Zavala County Sentinel
- Type: Weekly newspaper
- Format: Broadsheet
- Owner(s): Annie Lee Amescua, Nelly Fernandez, Juan Fernandez
- Editor: Annie Lee Amescua, Nelly Fernandez, Juan Fernandez
- Founded: 1913
- Headquarters: 202 E. Nuece St. Crystal City, Texas 78839
- Circulation: 1,651 (as of 2023)
- Website: www.zcsentinel.com

= Zavala County Sentinel =

American newspaper

The Zavala County Sentinel is a weekly local newspaper circulated throughout Zavala County, Texas and part of Uvalde County, Texas. The Crystal City-based newspaper was founded by J. H. Hardy in La Pryor, Texas, and began operations in May 1913. The newspaper circulates through Crystal City, Uvalde, Batesville, and La Pryor.

==Origin==
John Hatcher Hardy established the newspaper in La Pryor, Texas in May 1913. In July 1926, the paper moved to Crystal City, Texas.
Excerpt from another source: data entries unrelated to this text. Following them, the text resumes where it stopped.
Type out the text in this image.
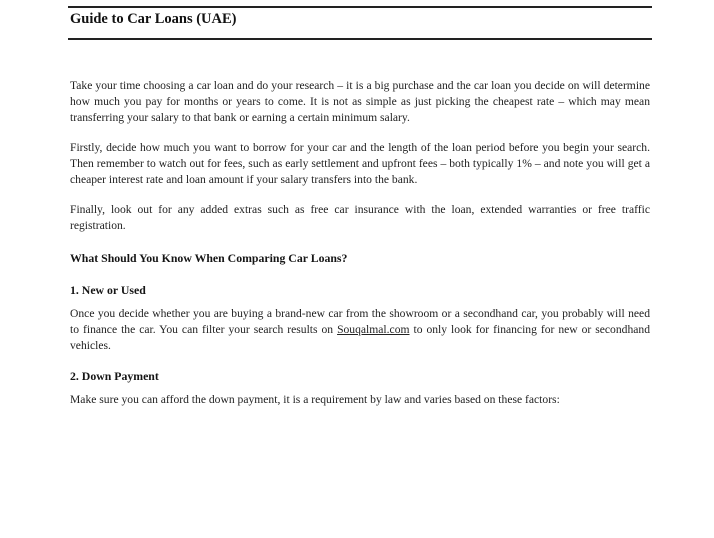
Guide to Car Loans (UAE)

Take your time choosing a car loan and do your research – it is a big purchase and the car loan you decide on will determine how much you pay for months or years to come. It is not as simple as just picking the cheapest rate – which may mean transferring your salary to that bank or earning a certain minimum salary.

Firstly, decide how much you want to borrow for your car and the length of the loan period before you begin your search. Then remember to watch out for fees, such as early settlement and upfront fees – both typically 1% – and note you will get a cheaper interest rate and loan amount if your salary transfers into the bank.

Finally, look out for any added extras such as free car insurance with the loan, extended warranties or free traffic registration.

What Should You Know When Comparing Car Loans?
1. New or Used

Once you decide whether you are buying a brand-new car from the showroom or a secondhand car, you probably will need to finance the car. You can filter your search results on Souqalmal.com to only look for financing for new or secondhand vehicles.

2. Down Payment

Make sure you can afford the down payment, it is a requirement by law and varies based on these factors:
In 1954, the newspaper was purchased by Dale Barker. In 2000, the paper was purchased by Amelia and Tomas Aguilar from the Barker family. In 2010, the newspaper was owned by Rick Sanchez and Jerry Mata until 2018. The paper is currently under the ownership of Annie Lee Amescua, Nelly Fernandez and Juan Fernandez.